Guidelines on Writing a Philosophy Paper
This paper was mentioned on a recent Stack Overflow podcast and while it deals explicitly with writing a philosophy paper, it is a good read for testers as well. Since I can see the click-out rates from the analytics I know that they are pretty bad so I’m doing the Coles Notes version here.
It starts out immediately with a ‘context matters’ blurb:
Most of the strategies described below will also serve you well when writing for other courses, but don’t automatically assume that they all will. Nor should you assume that every writing guideline you’ve been given by other teachers is important when you’re writing a philosophy paper. Some of those guidelines are routinely violated in good philosophical prose.
I think a lot of prescriptive books out there should begin with a warning like this.
So what should a philosophy paper include? Well, a reasoned defense of some claim according to the author who then gives some examples. Now think about this in the context of a bug reports. Essentially the same guidelines apply.
Once you have your thesis (This is a bug because it violates the internal consistency oracle), you then develop it by:
- Criticize that argument or thesis
- Offer counter-examples to the thesis
- Defend the argument or thesis against someone else’s criticism
- Offer reasons to believe the thesis
- Give examples which help explain the thesis, or which help to make the thesis more plausible
- Argue that certain philosophers are committed to the thesis by their other views, though they do not come out and explicitly endorse the thesis
- Discuss what consequences the thesis would have, if it were true
- Revise the thesis in the light of some objection
Now read the bullets above while mentally swapping out ‘bug’ for ‘thesis’. Still a pretty good fit.
Two other attributes of a paper are:
- A good philosophy paper is modest and makes a small point; but it makes that point clearly and straightforwardly, and it offers good reasons in support of it – No Fluff, Just Stuff.

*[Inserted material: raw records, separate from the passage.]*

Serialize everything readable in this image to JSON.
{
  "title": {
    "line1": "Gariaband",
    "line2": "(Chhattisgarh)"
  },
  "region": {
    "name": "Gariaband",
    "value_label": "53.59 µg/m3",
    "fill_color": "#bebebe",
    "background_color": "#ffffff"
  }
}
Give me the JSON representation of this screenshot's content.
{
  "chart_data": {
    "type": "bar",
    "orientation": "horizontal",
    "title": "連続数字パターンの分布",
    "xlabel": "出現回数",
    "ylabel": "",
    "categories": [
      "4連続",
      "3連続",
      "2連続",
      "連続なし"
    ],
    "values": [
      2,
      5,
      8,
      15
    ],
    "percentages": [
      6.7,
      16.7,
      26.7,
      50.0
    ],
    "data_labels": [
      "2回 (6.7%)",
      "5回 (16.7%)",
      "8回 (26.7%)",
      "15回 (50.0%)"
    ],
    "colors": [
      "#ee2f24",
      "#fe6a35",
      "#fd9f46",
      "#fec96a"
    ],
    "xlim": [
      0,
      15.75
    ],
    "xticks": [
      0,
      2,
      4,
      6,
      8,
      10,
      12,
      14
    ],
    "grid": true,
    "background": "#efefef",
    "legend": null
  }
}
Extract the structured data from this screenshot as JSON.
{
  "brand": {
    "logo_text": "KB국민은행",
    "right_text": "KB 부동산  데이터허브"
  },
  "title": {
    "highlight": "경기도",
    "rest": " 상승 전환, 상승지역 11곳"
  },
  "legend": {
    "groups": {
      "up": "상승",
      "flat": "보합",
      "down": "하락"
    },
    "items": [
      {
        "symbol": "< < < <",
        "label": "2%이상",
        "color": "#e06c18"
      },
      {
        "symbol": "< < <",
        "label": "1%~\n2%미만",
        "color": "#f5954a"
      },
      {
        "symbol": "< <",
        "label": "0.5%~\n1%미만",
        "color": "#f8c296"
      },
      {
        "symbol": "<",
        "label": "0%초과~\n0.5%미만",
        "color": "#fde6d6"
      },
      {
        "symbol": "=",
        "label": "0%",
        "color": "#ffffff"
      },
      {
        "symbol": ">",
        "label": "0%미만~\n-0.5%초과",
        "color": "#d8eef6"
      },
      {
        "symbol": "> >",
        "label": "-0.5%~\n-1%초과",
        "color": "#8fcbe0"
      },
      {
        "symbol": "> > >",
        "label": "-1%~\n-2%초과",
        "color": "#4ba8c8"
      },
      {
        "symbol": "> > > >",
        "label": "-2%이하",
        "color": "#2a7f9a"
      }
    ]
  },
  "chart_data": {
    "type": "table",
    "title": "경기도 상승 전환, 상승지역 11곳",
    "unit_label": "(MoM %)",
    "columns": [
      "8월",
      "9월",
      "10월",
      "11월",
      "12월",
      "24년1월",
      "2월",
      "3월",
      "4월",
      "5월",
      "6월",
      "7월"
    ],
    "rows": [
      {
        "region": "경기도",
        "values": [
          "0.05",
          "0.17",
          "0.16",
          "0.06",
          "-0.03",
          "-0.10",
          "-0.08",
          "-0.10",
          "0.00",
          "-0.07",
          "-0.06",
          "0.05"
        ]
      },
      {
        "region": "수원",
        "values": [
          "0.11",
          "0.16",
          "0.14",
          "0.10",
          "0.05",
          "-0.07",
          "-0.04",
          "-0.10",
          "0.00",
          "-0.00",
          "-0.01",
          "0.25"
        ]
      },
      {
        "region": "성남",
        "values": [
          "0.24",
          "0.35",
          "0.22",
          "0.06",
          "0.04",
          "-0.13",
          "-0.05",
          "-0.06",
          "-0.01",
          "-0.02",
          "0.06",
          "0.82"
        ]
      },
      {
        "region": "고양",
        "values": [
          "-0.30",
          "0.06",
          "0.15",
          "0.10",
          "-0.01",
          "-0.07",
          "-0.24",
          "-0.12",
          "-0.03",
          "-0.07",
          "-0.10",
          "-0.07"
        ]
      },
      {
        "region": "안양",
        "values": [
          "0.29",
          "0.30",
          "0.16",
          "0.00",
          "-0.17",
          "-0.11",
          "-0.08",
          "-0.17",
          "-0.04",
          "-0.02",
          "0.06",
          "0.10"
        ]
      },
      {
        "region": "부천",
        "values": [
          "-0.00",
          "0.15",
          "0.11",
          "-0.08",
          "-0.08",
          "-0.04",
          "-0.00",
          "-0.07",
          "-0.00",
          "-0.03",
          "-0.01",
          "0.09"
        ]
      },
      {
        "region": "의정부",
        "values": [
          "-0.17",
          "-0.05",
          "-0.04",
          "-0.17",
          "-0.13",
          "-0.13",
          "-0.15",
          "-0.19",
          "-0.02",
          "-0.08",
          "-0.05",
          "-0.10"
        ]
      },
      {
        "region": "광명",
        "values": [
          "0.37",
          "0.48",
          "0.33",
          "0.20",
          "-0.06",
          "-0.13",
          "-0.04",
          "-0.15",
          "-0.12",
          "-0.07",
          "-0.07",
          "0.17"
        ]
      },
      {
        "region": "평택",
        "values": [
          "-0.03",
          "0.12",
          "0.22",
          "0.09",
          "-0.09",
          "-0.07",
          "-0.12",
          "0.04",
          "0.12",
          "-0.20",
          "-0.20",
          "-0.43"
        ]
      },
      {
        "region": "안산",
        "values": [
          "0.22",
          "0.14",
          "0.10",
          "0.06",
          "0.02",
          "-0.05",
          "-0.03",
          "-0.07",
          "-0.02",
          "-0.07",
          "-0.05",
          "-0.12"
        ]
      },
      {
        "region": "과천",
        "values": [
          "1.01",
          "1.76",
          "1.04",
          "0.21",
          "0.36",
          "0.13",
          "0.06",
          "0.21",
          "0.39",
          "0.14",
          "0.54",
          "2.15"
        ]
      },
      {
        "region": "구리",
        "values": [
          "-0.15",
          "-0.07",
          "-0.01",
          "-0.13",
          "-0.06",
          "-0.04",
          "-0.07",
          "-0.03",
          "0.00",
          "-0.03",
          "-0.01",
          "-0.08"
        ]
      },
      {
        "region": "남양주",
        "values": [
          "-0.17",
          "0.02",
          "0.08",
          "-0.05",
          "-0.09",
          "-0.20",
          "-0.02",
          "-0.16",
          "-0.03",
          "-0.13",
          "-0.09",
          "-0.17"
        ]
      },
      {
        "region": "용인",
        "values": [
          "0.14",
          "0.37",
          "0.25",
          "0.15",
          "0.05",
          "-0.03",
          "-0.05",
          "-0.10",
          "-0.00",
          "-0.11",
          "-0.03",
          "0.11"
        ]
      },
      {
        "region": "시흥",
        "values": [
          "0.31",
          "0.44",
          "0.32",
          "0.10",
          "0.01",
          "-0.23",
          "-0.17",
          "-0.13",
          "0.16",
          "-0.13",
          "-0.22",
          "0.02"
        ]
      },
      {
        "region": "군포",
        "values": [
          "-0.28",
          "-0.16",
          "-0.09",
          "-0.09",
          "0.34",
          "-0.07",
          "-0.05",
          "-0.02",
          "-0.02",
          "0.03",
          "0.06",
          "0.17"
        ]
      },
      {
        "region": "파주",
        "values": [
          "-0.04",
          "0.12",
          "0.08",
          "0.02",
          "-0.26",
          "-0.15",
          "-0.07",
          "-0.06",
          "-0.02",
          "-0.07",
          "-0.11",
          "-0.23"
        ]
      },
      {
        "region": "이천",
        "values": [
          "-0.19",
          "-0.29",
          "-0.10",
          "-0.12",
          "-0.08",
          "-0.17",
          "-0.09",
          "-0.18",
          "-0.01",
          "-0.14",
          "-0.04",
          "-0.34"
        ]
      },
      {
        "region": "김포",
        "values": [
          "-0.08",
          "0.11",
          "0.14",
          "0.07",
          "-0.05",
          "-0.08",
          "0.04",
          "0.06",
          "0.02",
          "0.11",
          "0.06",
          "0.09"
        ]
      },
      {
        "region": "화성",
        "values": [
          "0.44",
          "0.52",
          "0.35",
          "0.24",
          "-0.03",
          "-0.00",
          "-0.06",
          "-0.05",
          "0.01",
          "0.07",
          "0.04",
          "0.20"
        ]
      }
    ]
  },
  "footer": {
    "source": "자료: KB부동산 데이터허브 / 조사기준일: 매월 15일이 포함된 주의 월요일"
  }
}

IEEE 829 be darned. The length something ends up being is exactly the length it should be.
- Originality – The nugget in this section is Your critical intelligence will inevitably show up in whatever you write.
Now that we know what should be in the paper, Major Guidelines are given:
- Make an Outline – Make your checklists ahead of time as well as inventory the heuristics you think might apply to this testing task. Rarely do we do our best work under stress so if you can give yourself any chance of working more effectively it should be taken. This is the primary reason I do any sort of pre-test planning.
- Make the structure of your paper clear – Focus any documentation at the correct audience; Your reader shouldn’t have to exert any effort to figure it out.
- Be concise, but explain yourself fully – It would be rather ironic to explain this one aside from Nothing should go into your paper which does not directly address that problem and take special pains to be as clear and as explicit as you possibly can.
Those guidelines are nicely summarized as follows:
In fact, you can profitably take this one step further and pretend that your reader is lazy, stupid, and mean. He’s lazy in that he doesn’t want to figure out what your convoluted sentences are supposed to mean, and he doesn’t want to figure out what your argument is, if it’s not already obvious. He’s stupid, so you have to explain everything you say to him in simple, bite-sized pieces. And he’s mean, so he’s not going to read your paper charitably.
The rest of the paper is pretty domain specific but does have a couple nuggets in it:
- Try to anticipate objections to your view and respond to them
- Your paper doesn’t always have to provide a definite solution to a problem, or a straight yes or no answer to a question
- It’s OK to ask questions and raise problems in your paper even if you cannot provide satisfying answers to them all
- There’s no need to warm up to your topic. You should get right to the point, with the first sentence.
- You may use the word “I” freely, especially to tell the reader what you’re up to
- Even professional philosophers writing for other professional philosophers need to explain the special technical vocabulary they’re using. Different people sometimes use this special vocabulary in different ways, so it’s important to make sure that you and your readers are all giving these words the same meaning. Pretend that your readers have never heard them before.
- Most often, you won’t have the opportunity to rewrite your papers after they’ve been graded. So you need to teach yourself to write a draft, scrutinize the draft, and revise and rewrite your paper before turning it in to be graded.
So good. Though, the tester in me feels compelled to point out that the html, specifically the ol tags appear to not be coded correctly in the paper.